Cinema com Rapadura

OPINIÃO   sexta-feira, 16 de julho de 2021

Loki (Disney Plus, 2021): entrando em terreno instável com o melhor guia

Série começa a explorar caminhos diferentes do que conhecemos como parte da fórmula Marvel, e para isso, se aproveita do sempre confiável carisma de Tom Hiddleston, garantindo que, mesmo com desvios, o público permaneça engajado.

Dentre as primeiras séries Marvel Studios anunciadas, “Loki” pareceu, em um certo sentido, a mais segura de todas. Com o talento e carisma de Tom Hiddleston, em um papel celebrado pelos fãs há uma década, conquistar um público já rendido não seria um trabalho difícil. Um bom indício é a própria facilidade em aceitar a reintrodução do Deus da Trapaça depois do assalto do tempo em “Vingadores: Ultimato”, mesmo quando já havíamos dito nosso “último” adeus a ele em “Guerra Infinita”. A verdade é que certos personagens podem viver para sempre, podem ter várias versões de si, podem ser bons ou maus, e podem ajudar a Marvel na complicada tarefa de expandir seu (multi)verso.

Depois de ter a sorte mudada a seu favor nos eventos de um 2012 alternativo, Loki consegue pôr as mãos no Tesseract e escapar dos Vingadores.

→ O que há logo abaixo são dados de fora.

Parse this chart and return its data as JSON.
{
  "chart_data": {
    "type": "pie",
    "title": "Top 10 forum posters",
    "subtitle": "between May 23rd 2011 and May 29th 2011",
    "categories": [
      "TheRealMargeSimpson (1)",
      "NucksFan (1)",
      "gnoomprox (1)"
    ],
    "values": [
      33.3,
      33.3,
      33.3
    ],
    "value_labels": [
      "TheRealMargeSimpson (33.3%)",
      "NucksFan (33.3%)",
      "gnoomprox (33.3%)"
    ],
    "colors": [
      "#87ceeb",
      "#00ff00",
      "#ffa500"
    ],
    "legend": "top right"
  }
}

Mas logo ele é preso novamente, desta vez pela AVT (Autoridade de Variância Temporal), a “polícia do tempo”. Descobrimos que é dever desta organização manter a ordem na Linha do Tempo Sagrada, a sucessão de eventos “correta” ao longo de toda a existência, caminho este pré-determinado pelas entidades chamadas de Guardiões do Tempo. Loki, ou melhor, sua variante – nome dado a qualquer versão de um ser que desvie da Linha do Tempo Sagrada – é então levado à julgamento e seria sentenciado à morte (ou não-existência), não fosse a interferência do agente Mobius (Owen Wilson), que alega precisar dele para resolver um de seus casos.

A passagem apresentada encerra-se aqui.